Our hypothetical school works hard, trains its teachers, motivates all its students, does the right things at the right times, and *every student in the school* moves up 2 points--answers two more questions correctly on the test. What do the school statistics look like?

18 FBB, 20 BB, 20 B, 20 P and 22 A. Rather than seeing that every student improved, we see that we gained a couple of advanced students, lost a couple of far below basic students, and for the rest, not much difference. No difference. Still 20 BB, 20 B and 20 P.

All that hypothetical hard work, and almost nothing shows up on the scoreboard. Then the district steps in, and decides that the Advanced students are autodidacts and don't need much help, and the Far Below Basic students are too far from Basic to benefit from any help, and decides to concentrate on the Below Basic students.

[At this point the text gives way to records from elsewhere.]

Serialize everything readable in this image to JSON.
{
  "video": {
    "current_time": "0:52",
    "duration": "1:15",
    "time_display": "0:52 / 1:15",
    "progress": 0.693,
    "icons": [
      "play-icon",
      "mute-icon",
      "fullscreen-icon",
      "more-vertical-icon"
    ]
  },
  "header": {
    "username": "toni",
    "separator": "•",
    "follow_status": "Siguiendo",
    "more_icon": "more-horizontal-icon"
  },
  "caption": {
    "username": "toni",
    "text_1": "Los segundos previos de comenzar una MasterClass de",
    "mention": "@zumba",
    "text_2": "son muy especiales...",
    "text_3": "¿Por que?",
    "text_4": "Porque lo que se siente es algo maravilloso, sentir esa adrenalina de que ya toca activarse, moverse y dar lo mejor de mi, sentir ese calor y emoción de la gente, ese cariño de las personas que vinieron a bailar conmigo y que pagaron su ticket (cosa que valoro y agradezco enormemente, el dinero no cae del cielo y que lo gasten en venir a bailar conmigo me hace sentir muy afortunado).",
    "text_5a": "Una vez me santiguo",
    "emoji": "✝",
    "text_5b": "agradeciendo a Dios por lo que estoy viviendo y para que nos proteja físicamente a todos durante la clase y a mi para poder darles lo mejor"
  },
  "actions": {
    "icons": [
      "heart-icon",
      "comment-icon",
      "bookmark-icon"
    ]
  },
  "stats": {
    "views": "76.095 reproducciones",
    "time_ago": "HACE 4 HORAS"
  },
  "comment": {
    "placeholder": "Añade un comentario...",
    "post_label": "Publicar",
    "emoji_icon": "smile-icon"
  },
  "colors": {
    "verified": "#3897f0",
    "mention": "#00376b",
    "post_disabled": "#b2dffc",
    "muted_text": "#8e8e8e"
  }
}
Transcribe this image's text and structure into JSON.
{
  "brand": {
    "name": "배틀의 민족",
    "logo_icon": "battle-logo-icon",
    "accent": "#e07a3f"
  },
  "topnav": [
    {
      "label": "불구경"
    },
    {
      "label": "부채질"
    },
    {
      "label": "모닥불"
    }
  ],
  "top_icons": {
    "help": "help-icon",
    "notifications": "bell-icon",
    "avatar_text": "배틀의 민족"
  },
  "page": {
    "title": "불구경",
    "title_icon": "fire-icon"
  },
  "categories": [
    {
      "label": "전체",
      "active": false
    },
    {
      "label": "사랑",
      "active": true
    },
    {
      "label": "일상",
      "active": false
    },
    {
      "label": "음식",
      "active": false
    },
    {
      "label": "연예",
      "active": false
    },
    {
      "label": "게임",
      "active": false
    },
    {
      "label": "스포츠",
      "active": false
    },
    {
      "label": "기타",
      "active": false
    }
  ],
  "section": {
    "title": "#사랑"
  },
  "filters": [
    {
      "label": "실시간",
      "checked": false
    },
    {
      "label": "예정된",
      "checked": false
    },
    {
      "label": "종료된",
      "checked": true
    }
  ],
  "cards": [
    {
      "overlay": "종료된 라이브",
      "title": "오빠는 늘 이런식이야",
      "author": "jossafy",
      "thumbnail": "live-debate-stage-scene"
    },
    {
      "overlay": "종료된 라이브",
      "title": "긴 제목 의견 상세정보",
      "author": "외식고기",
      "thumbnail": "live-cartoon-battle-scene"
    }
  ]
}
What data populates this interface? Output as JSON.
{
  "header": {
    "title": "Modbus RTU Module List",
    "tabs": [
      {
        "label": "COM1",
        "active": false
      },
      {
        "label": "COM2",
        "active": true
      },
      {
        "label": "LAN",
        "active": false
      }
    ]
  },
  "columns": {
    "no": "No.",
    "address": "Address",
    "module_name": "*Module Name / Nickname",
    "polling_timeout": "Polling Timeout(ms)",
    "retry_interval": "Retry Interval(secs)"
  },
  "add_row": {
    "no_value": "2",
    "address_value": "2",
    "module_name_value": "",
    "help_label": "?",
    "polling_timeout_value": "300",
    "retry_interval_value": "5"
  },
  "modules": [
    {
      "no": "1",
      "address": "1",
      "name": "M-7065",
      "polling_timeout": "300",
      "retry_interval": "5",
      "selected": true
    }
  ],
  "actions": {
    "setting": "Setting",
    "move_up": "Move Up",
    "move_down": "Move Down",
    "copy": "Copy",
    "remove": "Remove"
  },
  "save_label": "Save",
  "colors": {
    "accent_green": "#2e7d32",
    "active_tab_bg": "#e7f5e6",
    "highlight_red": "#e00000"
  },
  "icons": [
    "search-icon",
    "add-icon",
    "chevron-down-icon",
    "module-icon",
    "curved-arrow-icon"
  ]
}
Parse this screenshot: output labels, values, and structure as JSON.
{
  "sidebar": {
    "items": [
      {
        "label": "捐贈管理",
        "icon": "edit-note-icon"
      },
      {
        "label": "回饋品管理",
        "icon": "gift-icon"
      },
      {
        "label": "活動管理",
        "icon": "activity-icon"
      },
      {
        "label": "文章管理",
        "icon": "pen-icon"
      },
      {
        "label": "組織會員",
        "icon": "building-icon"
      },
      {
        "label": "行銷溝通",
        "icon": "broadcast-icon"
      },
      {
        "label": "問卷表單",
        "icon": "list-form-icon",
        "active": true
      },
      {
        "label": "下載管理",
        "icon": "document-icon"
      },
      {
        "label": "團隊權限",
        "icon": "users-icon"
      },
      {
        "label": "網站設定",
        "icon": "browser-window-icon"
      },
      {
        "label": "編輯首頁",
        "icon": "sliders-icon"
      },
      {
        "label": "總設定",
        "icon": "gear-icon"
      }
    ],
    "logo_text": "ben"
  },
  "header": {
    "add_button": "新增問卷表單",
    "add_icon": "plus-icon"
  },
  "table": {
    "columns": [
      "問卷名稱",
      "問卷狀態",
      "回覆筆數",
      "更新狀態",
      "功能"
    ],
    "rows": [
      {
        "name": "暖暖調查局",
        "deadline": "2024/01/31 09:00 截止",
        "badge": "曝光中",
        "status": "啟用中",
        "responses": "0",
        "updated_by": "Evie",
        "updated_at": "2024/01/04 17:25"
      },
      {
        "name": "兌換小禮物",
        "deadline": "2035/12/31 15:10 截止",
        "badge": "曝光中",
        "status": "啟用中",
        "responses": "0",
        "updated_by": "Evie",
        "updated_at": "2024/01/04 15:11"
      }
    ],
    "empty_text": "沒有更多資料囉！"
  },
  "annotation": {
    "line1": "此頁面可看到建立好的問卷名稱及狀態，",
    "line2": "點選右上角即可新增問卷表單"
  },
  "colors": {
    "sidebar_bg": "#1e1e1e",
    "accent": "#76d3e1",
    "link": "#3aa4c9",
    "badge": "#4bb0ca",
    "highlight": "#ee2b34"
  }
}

And that brings us to this year.

We identified 50 students who tested Below Basic last year and who are within a few questions of scoring in the Basic category. We pulled these students out of their electives or PE classes for a three week Intervention/Test Prep class in either English or Math, depending on where the greatest possibility for getting the student to bump up the school's score lies. The teachers teaching this three week intensive are paid extra. In other words, the district puts significant resources into training a specially selected 50 students in the hopes that they will help move the school up a notch.

Rather than trying to raise the achievement of all our students, we are trying to game the system to make it appear we are making progress by providing special interventions to less than 3% of our student body.

Don't misunderstand: we haven't stopped teaching the other 97%. We teachers are still trying our best to educate these non-borderline students. But our special, funded, targeted intervention is based on moving a select few students ahead.

I can't see this as other than a conscious decision to leave the rest of the students behind.